Дождь внезапно стих, резко дунул ветер, и прямо надо мной появился разрыв в тучах с ярко блестевшими звездами. Вдали прогудела приближающаяся электричка, но я спрыгнул с платформы и быстро пошел назад к даче, еще не зная твердо, зачем я возвращаюсь и что скажу. Но во мне все более крепла внезапно появившаяся уверенность, что у меня не две жизни, а одна, та, в которой я был несколько минут сегодня вечером. И у всех нас одна жизнь, мы летим среди звезд, все время летим, и они расступаются перед нами. Если только этот полет, - ни прошлого, ни будущего - и лишь страх перед бездной заставляет нас забываться и выпадать в другую жизнь, в которой мы все время к чему-то стремимся, мучаемся, ненавидим, любим, рвемся в погоню за ускользающим счастьем и всегда настолько устаем, что у нас не хватает сил вернуться туда, где есть только бездна, звезды и наш корабль, несущийся мимо них. Поистине есть только атомы и пустота, в которой атомы падают, говорил Демокрит. Поистине есть только звездная бездна, в которую мы вечно падаем, - это мы сейчас уже знаем, а возможно, и Демокрит знал две тысячи лет назад.
Я долго нетерпеливо стучал, пока не щелкнул замок, потом, ворвавшись, потащил ее сонную к окну и, указывая на небо, почти очистившееся от туч, долго и сбивчиво говорил, пытаясь выразить как можно понятнее то, что я и сам плохо понимал.
- Так ты согласна пойти со мной? Ты согласна?
- Согласна, если ты не сошел с ума и мне все это не снится.
- Тогда повторяй за мной!
Слова возникали у меня в голове так, как будто я их знал давно, еще с детства, и были они похожи на начало какой-то детской сказки:
- Великий и бездонный космос, и вы, звезды, вечно горящие в ночи, и ты, пространство, сжатое в точку и бесконечное во все стороны, дайте нам продолжить свой путь, поскольку мы оставили все сомнения, все надежды и готовы к дороге.
Она повторяла за мной и все время вглядывалась в темноте в мое лицо. Когда прозвучало последнее слово, я бросился к двери, нащупал выключатель, нажал на него и услышал ее крик. Она сидела у пульта, вцепившись побелевшими пальцами в подлокотники кресла, и смотрела на экран, на приближающиеся звезды. Я подошел и погладил ее по голове.

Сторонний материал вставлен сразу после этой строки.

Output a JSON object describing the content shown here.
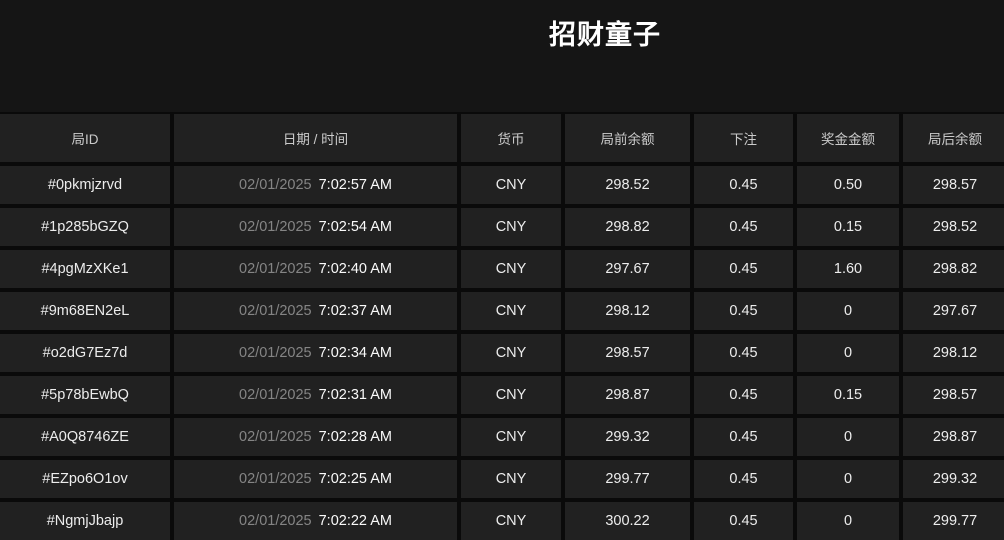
{
  "page": {
    "title": "招财童子"
  },
  "colors": {
    "page-bg": "#151515",
    "cell-bg": "#212121",
    "gap": "#0a0a0a",
    "title-text": "#ffffff",
    "header-text": "#cbcbcb",
    "body-text": "#ededed",
    "date-text": "#858585",
    "time-text": "#fafafa"
  },
  "table": {
    "columns": [
      {
        "key": "round_id",
        "label": "局ID"
      },
      {
        "key": "datetime",
        "label": "日期 / 时间"
      },
      {
        "key": "currency",
        "label": "货币"
      },
      {
        "key": "balance_before",
        "label": "局前余额"
      },
      {
        "key": "bet",
        "label": "下注"
      },
      {
        "key": "prize",
        "label": "奖金金额"
      },
      {
        "key": "balance_after",
        "label": "局后余额"
      }
    ],
    "rows": [
      {
        "round_id": "#0pkmjzrvd",
        "date": "02/01/2025",
        "time": "7:02:57 AM",
        "currency": "CNY",
        "balance_before": "298.52",
        "bet": "0.45",
        "prize": "0.50",
        "balance_after": "298.57"
      },
      {
        "round_id": "#1p285bGZQ",
        "date": "02/01/2025",
        "time": "7:02:54 AM",
        "currency": "CNY",
        "balance_before": "298.82",
        "bet": "0.45",
        "prize": "0.15",
        "balance_after": "298.52"
      },
      {
        "round_id": "#4pgMzXKe1",
        "date": "02/01/2025",
        "time": "7:02:40 AM",
        "currency": "CNY",
        "balance_before": "297.67",
        "bet": "0.45",
        "prize": "1.60",
        "balance_after": "298.82"
      },
      {
        "round_id": "#9m68EN2eL",
        "date": "02/01/2025",
        "time": "7:02:37 AM",
        "currency": "CNY",
        "balance_before": "298.12",
        "bet": "0.45",
        "prize": "0",
        "balance_after": "297.67"
      },
      {
        "round_id": "#o2dG7Ez7d",
        "date": "02/01/2025",
        "time": "7:02:34 AM",
        "currency": "CNY",
        "balance_before": "298.57",
        "bet": "0.45",
        "prize": "0",
        "balance_after": "298.12"
      },
      {
        "round_id": "#5p78bEwbQ",
        "date": "02/01/2025",
        "time": "7:02:31 AM",
        "currency": "CNY",
        "balance_before": "298.87",
        "bet": "0.45",
        "prize": "0.15",
        "balance_after": "298.57"
      },
      {
        "round_id": "#A0Q8746ZE",
        "date": "02/01/2025",
        "time": "7:02:28 AM",
        "currency": "CNY",
        "balance_before": "299.32",
        "bet": "0.45",
        "prize": "0",
        "balance_after": "298.87"
      },
      {
        "round_id": "#EZpo6O1ov",
        "date": "02/01/2025",
        "time": "7:02:25 AM",
        "currency": "CNY",
        "balance_before": "299.77",
        "bet": "0.45",
        "prize": "0",
        "balance_after": "299.32"
      },
      {
        "round_id": "#NgmjJbajp",
        "date": "02/01/2025",
        "time": "7:02:22 AM",
        "currency": "CNY",
        "balance_before": "300.22",
        "bet": "0.45",
        "prize": "0",
        "balance_after": "299.77"
      }
    ]
  }
}
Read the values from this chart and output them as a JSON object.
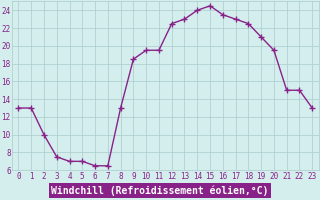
{
  "x": [
    0,
    1,
    2,
    3,
    4,
    5,
    6,
    7,
    8,
    9,
    10,
    11,
    12,
    13,
    14,
    15,
    16,
    17,
    18,
    19,
    20,
    21,
    22,
    23
  ],
  "y": [
    13,
    13,
    10,
    7.5,
    7,
    7,
    6.5,
    6.5,
    13,
    18.5,
    19.5,
    19.5,
    22.5,
    23,
    24,
    24.5,
    23.5,
    23,
    22.5,
    21,
    19.5,
    15,
    15,
    13
  ],
  "line_color": "#882288",
  "marker_color": "#882288",
  "bg_color": "#d4eeee",
  "grid_color": "#aacccc",
  "xlabel": "Windchill (Refroidissement éolien,°C)",
  "ylim": [
    6,
    25
  ],
  "xlim": [
    -0.5,
    23.5
  ],
  "yticks": [
    6,
    8,
    10,
    12,
    14,
    16,
    18,
    20,
    22,
    24
  ],
  "xticks": [
    0,
    1,
    2,
    3,
    4,
    5,
    6,
    7,
    8,
    9,
    10,
    11,
    12,
    13,
    14,
    15,
    16,
    17,
    18,
    19,
    20,
    21,
    22,
    23
  ],
  "xlabel_color": "#ffffff",
  "xlabel_bg": "#882288",
  "tick_fontsize": 5.5,
  "xlabel_fontsize": 7,
  "marker_size": 4,
  "line_width": 1.0
}
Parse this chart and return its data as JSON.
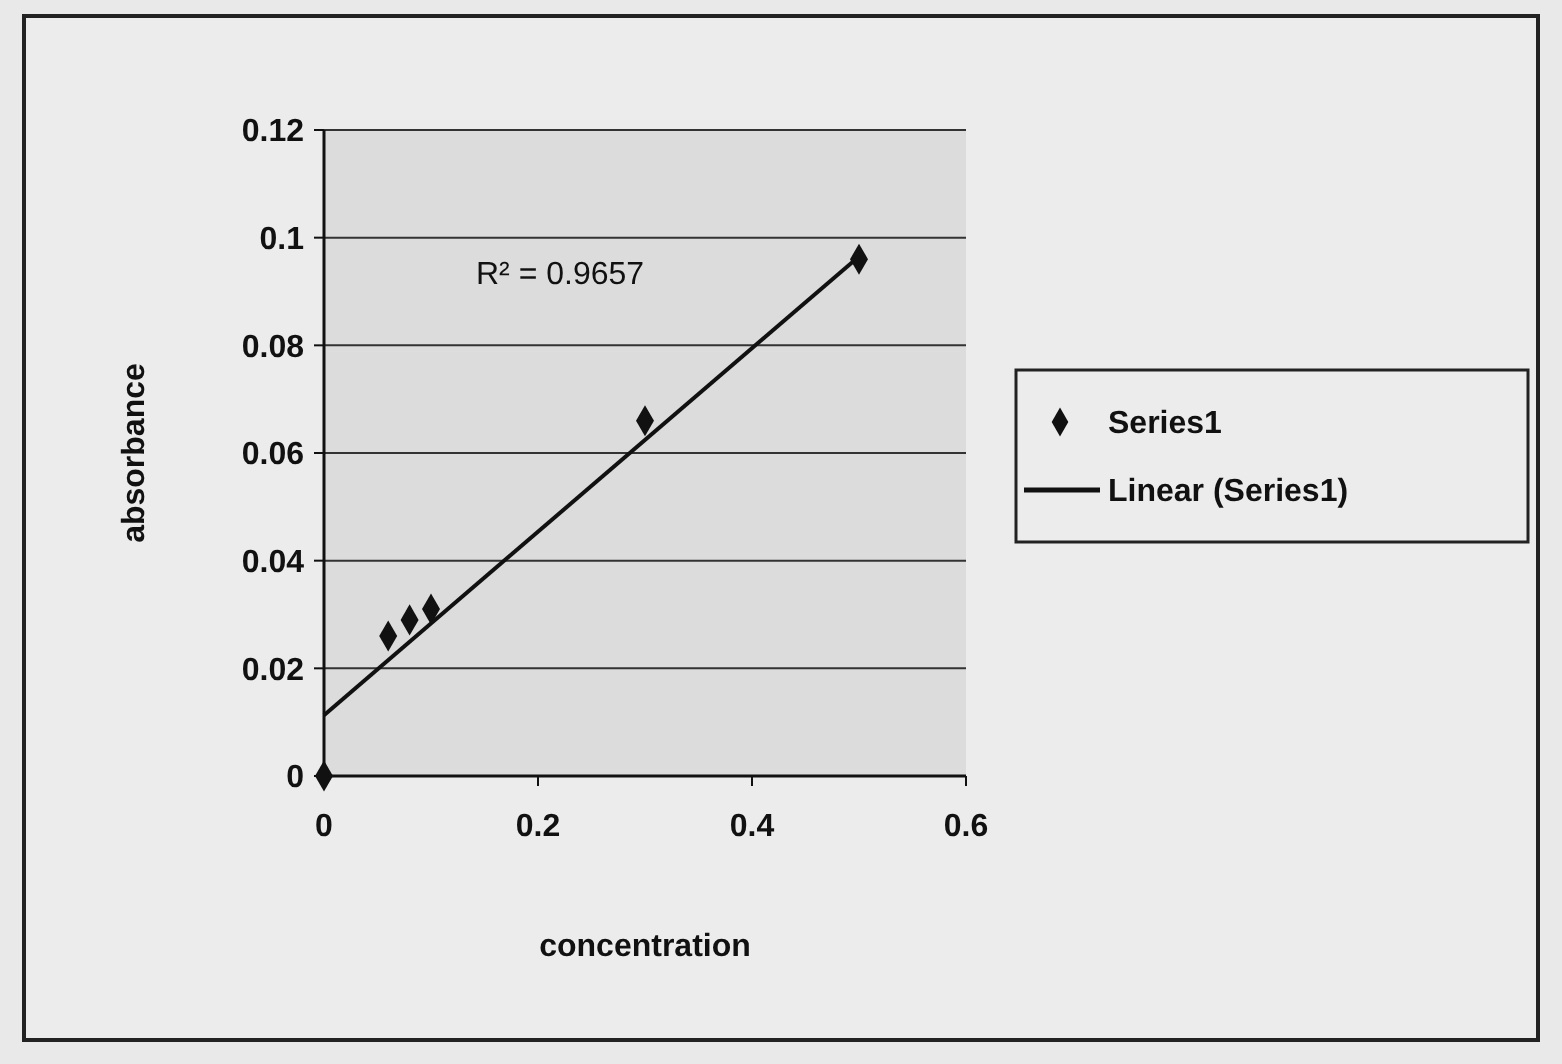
{
  "chart_data": {
    "type": "scatter",
    "xlabel": "concentration",
    "ylabel": "absorbance",
    "xlim": [
      0,
      0.6
    ],
    "xticks": [
      0,
      0.2,
      0.4,
      0.6
    ],
    "ylim": [
      0,
      0.12
    ],
    "yticks": [
      0,
      0.02,
      0.04,
      0.06,
      0.08,
      0.1,
      0.12
    ],
    "grid": "y",
    "legend": "right",
    "annotations": [
      "R² = 0.9657"
    ],
    "series": [
      {
        "name": "Series1",
        "marker": "diamond",
        "color": "#111111",
        "x": [
          0,
          0.06,
          0.08,
          0.1,
          0.3,
          0.5
        ],
        "values": [
          0,
          0.026,
          0.029,
          0.031,
          0.066,
          0.096
        ]
      },
      {
        "name": "Linear (Series1)",
        "type": "line",
        "marker": "none",
        "line_style": "solid",
        "color": "#111111",
        "x": [
          0,
          0.5
        ],
        "values": [
          0.0113,
          0.0965
        ]
      }
    ]
  }
}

- Послушай, может быть, это смерть, может быть, мы умерли?
- Нет, это та единственная жизнь, для которой мы созданы, здесь вообще нет смерти. Но если ты испугаешься, если тебя замучает тоска, то ты сможешь вернуться назад, к своему прежнему существованию.
Громко загудел зуммер, я бросился к пульту, потом задрожавшими руками дал радару максимальную мощность.
- Смотри! Это ведущий! Он резко меняет курс и вызывает нас!
Мерцающая точка впереди быстро смещалась к центру экрана.